Wednesday, November 19, 2008

Been There Done That

Over the past month as the market roiled and the economy slipped more decisively into recession I have listened as many have used words like, "unprecedented" and "uncharted waters." In fact it is neither. In the last decade investors have been assaulted with pronouncements of how this time it is different and how productivity and technology and countless other items have made history irrelevant. Now that the same people are trotting out the other side of the proverbial cliche' coinage it is time to consider the sources.

We have all from time to time been beguiled by a story which keeps making our own seem out of sync. We only have so much intestinal fortitude when our own theses are being assaulted by daily contradiction.

It is important at a time like this to consider what equity prices are. With so many publications and programs creating a roll the dice mentality, it is easy to forget, or even never consider, what the price of a share represents. It is the claim on a very long term cash flow of the underlying entity. Implicit is the riskless alternative investment, U.S. Government bonds, the expectation of inflation and the risk premium of the equity investment.

Each of these is of course too dynamic to pluck from the headlines as the basis of a long term investment strategy. For a long term strategy long term perspective is needed.

As emotion as well as a dismal reality take hold, it is worth stepping back to the true concept of equity ownership. There is a series of issues worth considering:

1. Equity ownership is the acceptance of risk for the prospect of greater return than in a risk free investment. Currently that risk is the lowest in decades.

2. In the present environment to consider any specific company secure from the real pressures of economic realities is a greater leap of faith than we have seen in many years. General Motors and Merrill Lynch have given a serious dose of harsh reality that is possible.

3. The capitalistic model of commerce and economic growth will endure as it has since the first souk where mercenaries traded plundered wealth for camels.

4. The first order importance is return *of* capital rather than return *on* capital.

5. We should normalize earnings to smooth out the noise of quarterly earning of the market since the focus on momentary earnings will provide a target moving too quickly to be useful. Since market earnings must track closely GDP I use GDP for historical perspective.
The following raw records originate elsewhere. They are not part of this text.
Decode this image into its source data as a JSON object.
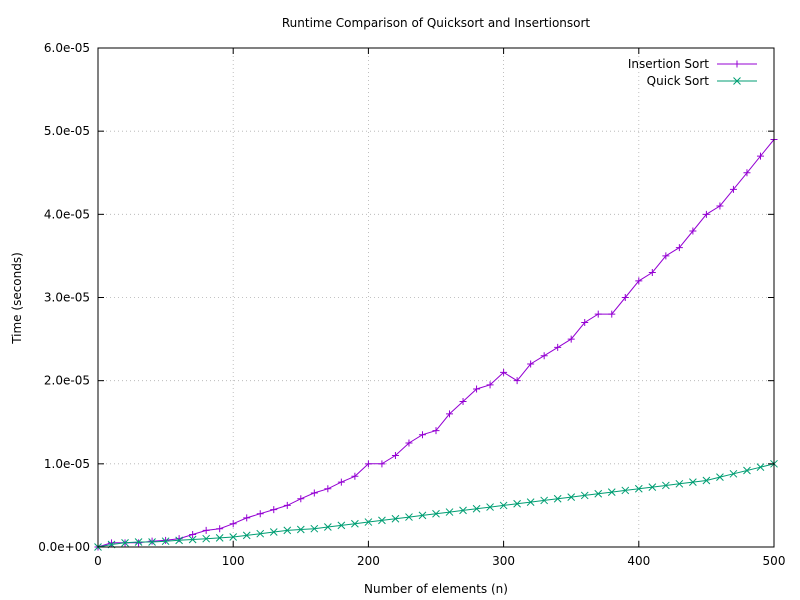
{
  "chart_data": {
    "type": "line",
    "title": "Runtime Comparison of Quicksort and Insertionsort",
    "xlabel": "Number of elements (n)",
    "ylabel": "Time (seconds)",
    "xlim": [
      0,
      500
    ],
    "ylim": [
      0,
      6e-05
    ],
    "x_ticks": [
      0,
      100,
      200,
      300,
      400,
      500
    ],
    "x_tick_labels": [
      "0",
      "100",
      "200",
      "300",
      "400",
      "500"
    ],
    "y_ticks": [
      0,
      1e-05,
      2e-05,
      3e-05,
      4e-05,
      5e-05,
      6e-05
    ],
    "y_tick_labels": [
      "0.0e+00",
      "1.0e-05",
      "2.0e-05",
      "3.0e-05",
      "4.0e-05",
      "5.0e-05",
      "6.0e-05"
    ],
    "grid": true,
    "legend_position": "top-right",
    "series": [
      {
        "name": "Insertion Sort",
        "color": "#9400d3",
        "marker": "plus",
        "x": [
          0,
          10,
          20,
          30,
          40,
          50,
          60,
          70,
          80,
          90,
          100,
          110,
          120,
          130,
          140,
          150,
          160,
          170,
          180,
          190,
          200,
          210,
          220,
          230,
          240,
          250,
          260,
          270,
          280,
          290,
          300,
          310,
          320,
          330,
          340,
          350,
          360,
          370,
          380,
          390,
          400,
          410,
          420,
          430,
          440,
          450,
          460,
          470,
          480,
          490,
          500
        ],
        "y": [
          0,
          5e-07,
          5e-07,
          5e-07,
          7e-07,
          8e-07,
          1e-06,
          1.5e-06,
          2e-06,
          2.2e-06,
          2.8e-06,
          3.5e-06,
          4e-06,
          4.5e-06,
          5e-06,
          5.8e-06,
          6.5e-06,
          7e-06,
          7.8e-06,
          8.5e-06,
          1e-05,
          1e-05,
          1.1e-05,
          1.25e-05,
          1.35e-05,
          1.4e-05,
          1.6e-05,
          1.75e-05,
          1.9e-05,
          1.95e-05,
          2.1e-05,
          2e-05,
          2.2e-05,
          2.3e-05,
          2.4e-05,
          2.5e-05,
          2.7e-05,
          2.8e-05,
          2.8e-05,
          3e-05,
          3.2e-05,
          3.3e-05,
          3.5e-05,
          3.6e-05,
          3.8e-05,
          4e-05,
          4.1e-05,
          4.3e-05,
          4.5e-05,
          4.7e-05,
          4.9e-05
        ]
      },
      {
        "name": "Quick Sort",
        "color": "#009e73",
        "marker": "cross",
        "x": [
          0,
          10,
          20,
          30,
          40,
          50,
          60,
          70,
          80,
          90,
          100,
          110,
          120,
          130,
          140,
          150,
          160,
          170,
          180,
          190,
          200,
          210,
          220,
          230,
          240,
          250,
          260,
          270,
          280,
          290,
          300,
          310,
          320,
          330,
          340,
          350,
          360,
          370,
          380,
          390,
          400,
          410,
          420,
          430,
          440,
          450,
          460,
          470,
          480,
          490,
          500
        ],
        "y": [
          0,
          3e-07,
          5e-07,
          6e-07,
          6e-07,
          7e-07,
          8e-07,
          9e-07,
          1e-06,
          1.1e-06,
          1.2e-06,
          1.4e-06,
          1.6e-06,
          1.8e-06,
          2e-06,
          2.1e-06,
          2.2e-06,
          2.4e-06,
          2.6e-06,
          2.8e-06,
          3e-06,
          3.2e-06,
          3.4e-06,
          3.6e-06,
          3.8e-06,
          4e-06,
          4.2e-06,
          4.4e-06,
          4.6e-06,
          4.8e-06,
          5e-06,
          5.2e-06,
          5.4e-06,
          5.6e-06,
          5.8e-06,
          6e-06,
          6.2e-06,
          6.4e-06,
          6.6e-06,
          6.8e-06,
          7e-06,
          7.2e-06,
          7.4e-06,
          7.6e-06,
          7.8e-06,
          8e-06,
          8.4e-06,
          8.8e-06,
          9.2e-06,
          9.6e-06,
          1e-05
        ]
      }
    ]
  }
}
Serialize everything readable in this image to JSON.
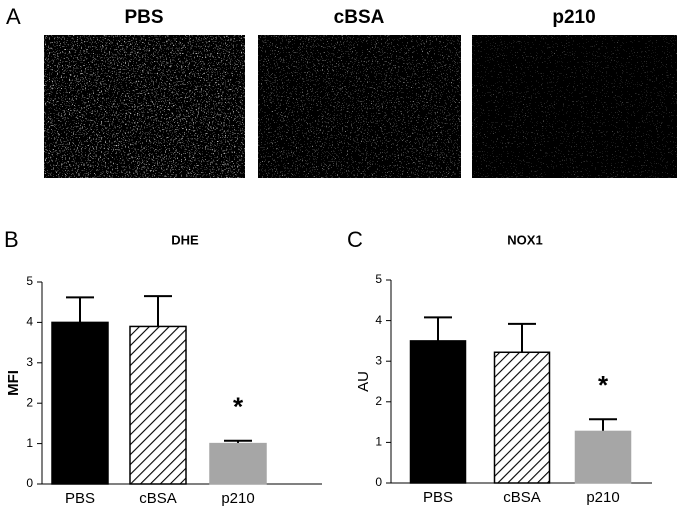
{
  "panel_a": {
    "label": "A",
    "images": [
      {
        "label": "PBS"
      },
      {
        "label": "cBSA"
      },
      {
        "label": "p210"
      }
    ]
  },
  "chart_data": [
    {
      "type": "bar",
      "panel_label": "B",
      "title": "DHE",
      "ylabel": "MFI",
      "ylabel_bold": true,
      "categories": [
        "PBS",
        "cBSA",
        "p210"
      ],
      "values": [
        4.0,
        3.9,
        1.0
      ],
      "errors": [
        0.62,
        0.75,
        0.07
      ],
      "colors": [
        "#000000",
        "#000000",
        "#a6a6a6"
      ],
      "hatch": [
        false,
        true,
        false
      ],
      "ylim": [
        0,
        5
      ],
      "yticks": [
        0,
        1,
        2,
        3,
        4,
        5
      ],
      "annotation": "*"
    },
    {
      "type": "bar",
      "panel_label": "C",
      "title": "NOX1",
      "ylabel": "AU",
      "ylabel_bold": false,
      "categories": [
        "PBS",
        "cBSA",
        "p210"
      ],
      "values": [
        3.5,
        3.22,
        1.27
      ],
      "errors": [
        0.58,
        0.7,
        0.3
      ],
      "colors": [
        "#000000",
        "#000000",
        "#a6a6a6"
      ],
      "hatch": [
        false,
        true,
        false
      ],
      "ylim": [
        0,
        5
      ],
      "yticks": [
        0,
        1,
        2,
        3,
        4,
        5
      ],
      "annotation": "*"
    }
  ]
}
1790 to 2007 GDP growth was 5.30 annualized

1885 to 2007 GDP growth 5.98% Dow Industrial Average 5.01%

1932 to 2007 GDP growth 7.55% DJIA 7.38%

1949 to 2007 GDP growth 7.04 DJIA 7.69%

1991 to 2007 GDP growth 5.75 DJIA 9.85%

2003 to 2008 est GDP growth 5.11% DJIA -9.63%

As one can see GDP growth is a relatively steady event. Market performance over time tracks slightly above or below economy performance. In the multibubble era since the early 1990's the stock market delinked from the economy; a logical impossibility in the long run. Now again it has delinked although this time with the market lagging as it has quickly unwound decade long excess.

The credit bubble which began decades ago will not be dismissed easily or quickly. Having said that, the fall in the equity market in the past year have brought the valuation based on normal growth of the economy over the long term more reasonable than seen in many years.

The market action is terrible. Calling the bottom of the market is impossible. However buying a call on the future earnings of the economy at a low price makes far more sense than paying an excessively high price. We will be legging clients back in slowly over the next months and year.